Japan’s experience is often miscast as stagnation, however. While the economy’s growth in aggregate has been low since the end of the 1990s bubble it has done no worse, and often better, at increasing living standards for its citizens than many other rich countries. A shrinking population has meant that while the total economy has stagnated, income per head has kept pace with elsewhere. Unemployment and inequality, too, are enviably low compared with much of Europe and the US.
The country faces the same problems as much of the rest of the developed world, including an ageing population. With among the lowest birth rates in the world, its population has been shrinking. The country, too, has a structural excess of savings and, while incomes have grown, a lack of demand means Japan has remained below its potential — leaving generations of young people frustrated and missing the opportunities of their parents. The modest success it has enjoyed in increasing women’s employment, as well as encouraging the old to work longer, has kept its labour force relatively stable while corporate investment and technological innovation has raised productivity.
Demographics are more favourable for aggregate growth in Europe and the US. Birth rates are often higher, particularly in countries such as France and Sweden where the state provides the most support for working families. Immigration likewise has been higher, historically, than Japan — although, as immigrants age too, population growth relies on maintaining these rates. Nativism on both sides of the Atlantic may mean that the US and Europe may end up looking more similar to Japan in this area, too.

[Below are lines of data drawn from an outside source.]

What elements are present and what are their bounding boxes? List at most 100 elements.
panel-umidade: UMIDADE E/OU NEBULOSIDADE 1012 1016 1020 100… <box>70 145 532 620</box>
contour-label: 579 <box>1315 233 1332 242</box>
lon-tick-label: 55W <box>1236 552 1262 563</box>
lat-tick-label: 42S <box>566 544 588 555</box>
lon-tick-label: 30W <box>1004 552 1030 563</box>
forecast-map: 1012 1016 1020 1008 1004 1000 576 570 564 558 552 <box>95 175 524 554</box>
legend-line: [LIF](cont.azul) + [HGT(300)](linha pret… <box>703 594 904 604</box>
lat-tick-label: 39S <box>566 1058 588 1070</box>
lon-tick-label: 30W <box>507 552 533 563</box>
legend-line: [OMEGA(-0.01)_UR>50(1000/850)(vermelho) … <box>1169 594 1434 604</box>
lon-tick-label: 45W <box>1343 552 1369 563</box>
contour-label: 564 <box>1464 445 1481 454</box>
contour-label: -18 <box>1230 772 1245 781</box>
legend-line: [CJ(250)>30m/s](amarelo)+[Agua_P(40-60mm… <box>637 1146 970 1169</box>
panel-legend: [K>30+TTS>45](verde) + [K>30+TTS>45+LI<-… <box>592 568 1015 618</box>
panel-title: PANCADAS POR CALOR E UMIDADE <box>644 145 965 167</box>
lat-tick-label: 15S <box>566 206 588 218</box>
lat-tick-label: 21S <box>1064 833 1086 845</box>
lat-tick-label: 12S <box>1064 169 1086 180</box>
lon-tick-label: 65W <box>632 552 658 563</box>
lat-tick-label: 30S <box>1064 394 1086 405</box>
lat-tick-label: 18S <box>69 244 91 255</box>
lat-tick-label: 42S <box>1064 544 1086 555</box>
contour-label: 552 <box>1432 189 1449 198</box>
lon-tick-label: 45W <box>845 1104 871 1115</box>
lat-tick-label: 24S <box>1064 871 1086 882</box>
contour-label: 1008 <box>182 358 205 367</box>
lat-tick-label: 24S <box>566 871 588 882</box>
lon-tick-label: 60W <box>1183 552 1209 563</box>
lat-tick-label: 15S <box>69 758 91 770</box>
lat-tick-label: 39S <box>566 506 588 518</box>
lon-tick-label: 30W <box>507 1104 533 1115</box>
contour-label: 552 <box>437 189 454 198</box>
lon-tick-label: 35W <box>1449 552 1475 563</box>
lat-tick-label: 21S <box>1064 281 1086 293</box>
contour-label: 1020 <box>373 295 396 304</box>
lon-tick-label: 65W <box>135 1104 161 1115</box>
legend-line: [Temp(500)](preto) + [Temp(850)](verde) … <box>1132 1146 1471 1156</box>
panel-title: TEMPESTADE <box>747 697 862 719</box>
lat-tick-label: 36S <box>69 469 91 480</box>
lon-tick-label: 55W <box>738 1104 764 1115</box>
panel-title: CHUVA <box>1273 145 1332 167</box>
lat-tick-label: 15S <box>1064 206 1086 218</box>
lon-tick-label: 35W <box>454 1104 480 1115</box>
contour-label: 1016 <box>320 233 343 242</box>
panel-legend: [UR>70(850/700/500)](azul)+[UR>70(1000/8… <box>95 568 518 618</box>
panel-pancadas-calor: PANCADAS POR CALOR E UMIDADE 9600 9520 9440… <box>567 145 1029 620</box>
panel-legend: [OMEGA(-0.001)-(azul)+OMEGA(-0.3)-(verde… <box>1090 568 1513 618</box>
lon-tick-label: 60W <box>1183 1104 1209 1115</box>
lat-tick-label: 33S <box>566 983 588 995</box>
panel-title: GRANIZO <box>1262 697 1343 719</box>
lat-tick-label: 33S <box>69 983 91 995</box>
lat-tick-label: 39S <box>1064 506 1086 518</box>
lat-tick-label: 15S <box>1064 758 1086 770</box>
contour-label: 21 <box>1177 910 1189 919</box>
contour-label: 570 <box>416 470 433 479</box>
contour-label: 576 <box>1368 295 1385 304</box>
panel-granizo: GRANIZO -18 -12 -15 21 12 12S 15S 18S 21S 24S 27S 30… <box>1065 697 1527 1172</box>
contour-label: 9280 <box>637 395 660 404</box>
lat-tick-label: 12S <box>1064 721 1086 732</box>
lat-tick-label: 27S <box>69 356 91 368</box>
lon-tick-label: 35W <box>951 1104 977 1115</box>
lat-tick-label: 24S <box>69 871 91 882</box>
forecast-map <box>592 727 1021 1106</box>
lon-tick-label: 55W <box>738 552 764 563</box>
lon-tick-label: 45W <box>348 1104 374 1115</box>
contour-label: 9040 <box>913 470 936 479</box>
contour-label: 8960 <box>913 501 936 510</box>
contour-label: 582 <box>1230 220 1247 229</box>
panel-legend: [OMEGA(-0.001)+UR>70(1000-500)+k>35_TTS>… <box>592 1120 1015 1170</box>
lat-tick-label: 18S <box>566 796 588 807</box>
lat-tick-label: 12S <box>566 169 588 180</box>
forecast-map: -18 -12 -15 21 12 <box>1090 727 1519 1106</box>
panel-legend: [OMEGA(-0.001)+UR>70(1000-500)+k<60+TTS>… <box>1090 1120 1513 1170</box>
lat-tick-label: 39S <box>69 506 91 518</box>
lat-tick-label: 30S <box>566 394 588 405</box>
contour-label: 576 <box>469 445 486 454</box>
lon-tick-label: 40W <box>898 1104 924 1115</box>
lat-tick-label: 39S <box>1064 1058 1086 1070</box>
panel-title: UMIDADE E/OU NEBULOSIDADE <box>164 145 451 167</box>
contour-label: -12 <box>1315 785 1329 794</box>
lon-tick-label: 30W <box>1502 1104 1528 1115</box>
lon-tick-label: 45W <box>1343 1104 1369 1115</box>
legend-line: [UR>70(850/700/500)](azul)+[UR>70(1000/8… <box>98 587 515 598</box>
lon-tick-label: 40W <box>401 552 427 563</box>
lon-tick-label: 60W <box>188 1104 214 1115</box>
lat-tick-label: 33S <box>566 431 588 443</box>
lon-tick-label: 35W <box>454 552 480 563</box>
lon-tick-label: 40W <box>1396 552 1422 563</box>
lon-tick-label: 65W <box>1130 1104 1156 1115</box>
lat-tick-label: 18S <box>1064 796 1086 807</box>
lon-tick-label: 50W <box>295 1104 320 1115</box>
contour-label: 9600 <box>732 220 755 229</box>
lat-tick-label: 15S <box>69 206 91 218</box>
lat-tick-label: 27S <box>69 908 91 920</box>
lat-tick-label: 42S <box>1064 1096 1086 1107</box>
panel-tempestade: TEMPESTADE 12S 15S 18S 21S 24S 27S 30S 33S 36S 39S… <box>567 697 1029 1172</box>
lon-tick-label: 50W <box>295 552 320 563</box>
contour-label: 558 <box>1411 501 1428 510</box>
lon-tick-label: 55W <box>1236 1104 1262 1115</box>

Japan’s success in managing to remain relatively stable socially and raise living standards in the face of this demographic pressure is admirable. The chief lesson it offers is that a country can continue to improve the material wellbeing of its citizens without a growing population. This suggests one route for other countries to manage this demographic transition.
Paying close attention to how Japan has done this, as well as its missteps along the way, can provide a helpful guide for the rest of the world. Overall, it shows there may be worse fates than Japanification.